Estudo randomizado comparando toxina onabotulínica diluída em lidocaína e epinefrina versus solução salina para o tratamento das linhas perioculares

Mauricio de Quadros1; Analupe Webber2; Mariana Silveira Ferreira3; Ana Paula Schwarzbach4

DOI: https://doi.org/10.5935/scd1984-8773.2017921006

Data de recebimento: 04/03/2017
Data de aprovação: 10/06/2017
Suporte Financeiro: Nenhum
Conflito de Interesses: Nenhum

Abstract

Introdução: A diluição-padrão da toxina botulínica é feita com solução salina 0,9%. Alguns estudos mostram que diluída em lidocaína e epinefrina a toxina mantém sua função sem comprometer a eficácia ou segurança.
Objetivo: Estabelecer se o efeito paralisante da toxina onabotulínica tipo A reconstituída em anestésico (lidocaína a 2%) e agente vasoconstritor (epinefrina 1:50.000) é tão efetivo quanto o da mesma toxina reconstituída em solução salina em 48 horas, uma semana, duas, quatro,12 e 24 semanas para o tratamento de linhas perioculares e comparar a tolerância à dor de uma e outra possibilidade.
Métodos: 15 pacientes com rugas perioculares foram randomizadas para receber toxina onabotulínica diluída em lidocaína com adrenalina ou diluída em solução salina e foram reavaliadas em 48 horas, uma semana, duas, quatro, 12 e 24 semanas.
Resultados: Os dados indicam que não houve diferença na simetria e na durabilidade da toxina botulínica, nem tampouco na dor durante a aplicação.
Conclusões: Não houve diferença estatisticamente significativa na frequência de paralisia muscular periocular lateral e na simetria decorrente das aplicações de toxina botulínica reconstituída em lidocaína com epinefrina ou em solução salina, resultado consistente com estudos prévios.

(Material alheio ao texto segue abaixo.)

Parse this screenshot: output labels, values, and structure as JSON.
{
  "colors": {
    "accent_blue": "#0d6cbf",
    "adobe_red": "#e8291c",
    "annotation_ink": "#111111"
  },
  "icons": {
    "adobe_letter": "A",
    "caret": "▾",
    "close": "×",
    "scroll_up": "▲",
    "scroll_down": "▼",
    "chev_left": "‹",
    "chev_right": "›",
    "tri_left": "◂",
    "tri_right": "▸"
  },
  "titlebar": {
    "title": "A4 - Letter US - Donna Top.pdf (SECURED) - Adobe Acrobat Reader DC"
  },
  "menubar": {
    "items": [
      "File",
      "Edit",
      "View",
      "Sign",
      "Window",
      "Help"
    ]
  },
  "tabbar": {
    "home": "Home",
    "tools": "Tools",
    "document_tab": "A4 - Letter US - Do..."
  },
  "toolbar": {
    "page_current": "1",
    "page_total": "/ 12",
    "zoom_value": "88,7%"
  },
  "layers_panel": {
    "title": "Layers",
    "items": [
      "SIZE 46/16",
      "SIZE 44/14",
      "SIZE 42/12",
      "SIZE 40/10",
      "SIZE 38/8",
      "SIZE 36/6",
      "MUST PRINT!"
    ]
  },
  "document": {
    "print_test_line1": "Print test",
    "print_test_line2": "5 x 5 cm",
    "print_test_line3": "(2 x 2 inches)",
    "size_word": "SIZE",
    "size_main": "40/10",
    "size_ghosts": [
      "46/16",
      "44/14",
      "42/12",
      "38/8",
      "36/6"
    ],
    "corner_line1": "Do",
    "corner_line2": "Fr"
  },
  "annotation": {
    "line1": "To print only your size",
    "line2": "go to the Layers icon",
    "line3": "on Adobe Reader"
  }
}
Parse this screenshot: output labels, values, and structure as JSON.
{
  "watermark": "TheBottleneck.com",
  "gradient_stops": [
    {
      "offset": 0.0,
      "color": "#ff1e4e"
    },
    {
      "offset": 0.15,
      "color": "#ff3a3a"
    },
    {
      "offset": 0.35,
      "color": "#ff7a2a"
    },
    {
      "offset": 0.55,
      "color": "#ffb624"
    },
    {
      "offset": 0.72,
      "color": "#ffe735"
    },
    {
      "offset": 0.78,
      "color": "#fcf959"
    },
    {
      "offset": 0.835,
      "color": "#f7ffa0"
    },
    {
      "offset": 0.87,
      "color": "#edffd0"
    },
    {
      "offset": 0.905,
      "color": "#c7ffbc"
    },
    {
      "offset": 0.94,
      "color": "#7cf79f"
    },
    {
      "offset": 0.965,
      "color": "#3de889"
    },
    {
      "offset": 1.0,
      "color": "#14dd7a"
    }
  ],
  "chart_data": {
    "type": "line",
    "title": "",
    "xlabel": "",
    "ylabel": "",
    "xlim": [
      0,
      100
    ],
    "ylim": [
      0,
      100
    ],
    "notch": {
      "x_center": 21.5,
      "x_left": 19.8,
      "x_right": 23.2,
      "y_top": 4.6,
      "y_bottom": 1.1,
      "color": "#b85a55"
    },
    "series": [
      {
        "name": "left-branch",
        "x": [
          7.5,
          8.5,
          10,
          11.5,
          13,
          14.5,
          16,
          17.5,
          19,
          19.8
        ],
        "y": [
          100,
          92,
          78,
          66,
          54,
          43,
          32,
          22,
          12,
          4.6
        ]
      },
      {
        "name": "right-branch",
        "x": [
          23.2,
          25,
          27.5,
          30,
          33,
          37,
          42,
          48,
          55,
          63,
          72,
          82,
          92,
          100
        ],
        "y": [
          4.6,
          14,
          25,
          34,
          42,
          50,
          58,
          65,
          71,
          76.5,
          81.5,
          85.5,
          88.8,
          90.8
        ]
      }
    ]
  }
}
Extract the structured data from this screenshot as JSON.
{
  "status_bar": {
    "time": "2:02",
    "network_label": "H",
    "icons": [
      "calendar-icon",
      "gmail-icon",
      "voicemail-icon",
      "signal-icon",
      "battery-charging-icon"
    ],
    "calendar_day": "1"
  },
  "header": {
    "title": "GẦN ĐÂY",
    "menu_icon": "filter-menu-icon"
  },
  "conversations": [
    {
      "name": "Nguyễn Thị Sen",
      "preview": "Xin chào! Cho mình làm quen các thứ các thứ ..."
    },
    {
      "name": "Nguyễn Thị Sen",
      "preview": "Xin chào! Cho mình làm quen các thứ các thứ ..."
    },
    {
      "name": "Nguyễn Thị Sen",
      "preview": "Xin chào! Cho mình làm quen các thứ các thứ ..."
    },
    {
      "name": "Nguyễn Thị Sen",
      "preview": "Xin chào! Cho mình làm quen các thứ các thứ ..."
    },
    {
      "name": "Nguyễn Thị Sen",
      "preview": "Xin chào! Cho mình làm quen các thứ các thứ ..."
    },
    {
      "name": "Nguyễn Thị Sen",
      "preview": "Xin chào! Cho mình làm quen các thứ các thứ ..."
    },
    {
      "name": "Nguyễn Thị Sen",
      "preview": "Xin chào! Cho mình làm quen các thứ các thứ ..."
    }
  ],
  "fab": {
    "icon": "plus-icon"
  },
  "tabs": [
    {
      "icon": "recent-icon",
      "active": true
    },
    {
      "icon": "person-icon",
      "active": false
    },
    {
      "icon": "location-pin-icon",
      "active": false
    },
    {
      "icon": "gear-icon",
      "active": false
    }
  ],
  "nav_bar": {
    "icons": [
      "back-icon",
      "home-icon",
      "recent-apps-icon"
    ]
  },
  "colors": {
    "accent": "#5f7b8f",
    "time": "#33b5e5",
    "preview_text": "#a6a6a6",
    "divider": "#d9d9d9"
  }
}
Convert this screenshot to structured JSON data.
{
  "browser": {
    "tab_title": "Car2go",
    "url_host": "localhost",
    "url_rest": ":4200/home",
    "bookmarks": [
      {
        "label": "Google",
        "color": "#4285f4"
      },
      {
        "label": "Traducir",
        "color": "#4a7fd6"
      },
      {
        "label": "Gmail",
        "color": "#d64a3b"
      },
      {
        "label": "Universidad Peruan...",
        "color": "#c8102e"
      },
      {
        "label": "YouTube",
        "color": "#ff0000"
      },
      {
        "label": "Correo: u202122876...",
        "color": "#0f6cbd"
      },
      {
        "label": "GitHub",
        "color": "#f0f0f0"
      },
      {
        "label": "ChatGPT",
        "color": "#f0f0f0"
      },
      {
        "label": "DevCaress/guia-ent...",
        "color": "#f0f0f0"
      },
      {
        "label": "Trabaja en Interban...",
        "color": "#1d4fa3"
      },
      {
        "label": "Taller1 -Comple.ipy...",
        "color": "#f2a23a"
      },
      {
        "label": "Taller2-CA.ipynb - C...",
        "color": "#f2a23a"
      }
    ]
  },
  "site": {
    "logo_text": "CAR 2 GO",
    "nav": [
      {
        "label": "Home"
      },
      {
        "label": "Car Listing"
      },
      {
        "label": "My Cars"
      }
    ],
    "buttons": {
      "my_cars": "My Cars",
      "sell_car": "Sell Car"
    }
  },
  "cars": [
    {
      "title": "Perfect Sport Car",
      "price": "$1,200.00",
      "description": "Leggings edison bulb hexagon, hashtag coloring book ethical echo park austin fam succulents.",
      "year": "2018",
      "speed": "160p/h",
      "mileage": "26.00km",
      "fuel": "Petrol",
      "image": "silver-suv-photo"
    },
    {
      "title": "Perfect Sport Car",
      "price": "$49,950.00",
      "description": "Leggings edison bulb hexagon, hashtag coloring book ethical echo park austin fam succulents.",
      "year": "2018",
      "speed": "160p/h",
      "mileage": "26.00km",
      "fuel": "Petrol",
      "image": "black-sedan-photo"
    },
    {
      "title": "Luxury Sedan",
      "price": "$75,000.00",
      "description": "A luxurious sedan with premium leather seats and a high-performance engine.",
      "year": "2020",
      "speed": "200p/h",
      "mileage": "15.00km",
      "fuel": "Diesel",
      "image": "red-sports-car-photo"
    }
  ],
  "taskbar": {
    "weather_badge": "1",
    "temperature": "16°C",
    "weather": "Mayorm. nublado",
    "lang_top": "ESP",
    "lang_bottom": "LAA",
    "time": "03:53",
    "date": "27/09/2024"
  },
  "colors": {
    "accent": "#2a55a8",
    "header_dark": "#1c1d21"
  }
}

Keywords: TOXINAS BOTULÍNICAS TIPO A; DILUIÇÃO; LIDOCAÍNA


INTRODUÇÃO

Injeção de toxina botulínica (TB) para tratamento de rugas faciais é um dos procedimentos mais realizados em todo o mundo.1 A TB é potente neurotoxina derivada da bactéria Clostridium botulinum. Exerce seu efeito na junção neuromuscular pela inibição da liberação de acetilcolina, o que causa bloqueio neuromuscular temporário.2 A bactéria produz vários sorotipos (A, B, Cα, Cβ, D, E, F, G) de TB.3 O sorotipo A é o mais potente e o mais utilizado para tratamentos cosméticos.4 A TB de sorotipo A cliva a Snap-25 (proteína associada a sinaptossomo de 25KDa), do complexo Snare (soluble NSF attachment receptor).5 Os efeitos da TB nos músculos-alvo diminuem ao longo do tempo à medida que a proteína Snap-25 regenera e a contratilidade muscular é restaurada.6

A TB foi aprovada pelo FDA (Food and Drug Administration) para uso cosmético em 2002 com relação ao tratamento dos músculos do complexo glabelar e em 2013 das linhas perioculares, sendo utilizada off-label para todas as outras indicações faciais cosméticas.7 Há atualmente três toxinas do tipo A aprovadas pelo FDA para uso cosmético de linhas glabelares: onabotulínica, abobotulínica e incobotulínica.8

A diluição-padrão da TB é feita com solução salina 0,9%.9-11 Alguns estudos mostram que diluída em lidocaína a 1% e epinefrina 1:100.000 a TB mantém sua função sem comprometer a eficácia ou segurança.12-14 A vantagem de reconstituir em lidocaína e epinefrina reside no aumento de sua eficácia a curto prazo, acelerando o início do efeito e reduzindo o desconforto associado às injeções.15 A maioria dos pacientes não mostra o efeito total da paralisia induzida por toxina botulínica antes de 48 a 72 horas após a aplicação,12 e o efeito dura de três a quatro meses.15

O presente estudo foi realizado para estabelecer se o efeito paralisante da toxina onabotulínica tipo A reconstituída em anestésico (lidocaína a 2%) e agente vasoconstritor (epinefrina 1:50.000) é tão efetivo quanto aquele da mesma toxina reconstituída em solução salina em 48 horas, uma semana, duas, quatro,12 e 24 semanas para o tratamento de linhas perioculares e comparar a tolerância à dor nas duas possibilidades.

 

MÉTODOS

Foi realizado ensaio clínico randomizado, duplo-cego, entre junho de 2016 e fevereiro de 2017. Pacientes entre 25 e 55 anos com rugas perioculares laterais, oriundos do Ambulatório de Dermatologia da Santa Casa de Porto Alegre, foram convidados a participar do estudo. Usando método de amostragem por conveniência, foram selecionados 15, que assinaram o Termo de Consentimento Livre e Esclarecido, tendo todos completado o estudo. Seriam excluídos os pacientes que apresentassem doença neuromuscular, alergia à toxina botulínica do tipo A, lidocaína, ou epinefrina, paralisia facial, mímica assimétrica, história de aplicação de toxina botulínica na região periocular há menos de 12 meses, história de lifting facial, uso de medicamentos que interferem na junção neuromuscular (aminoglicosídeos e bloqueadores do canal de cálcio).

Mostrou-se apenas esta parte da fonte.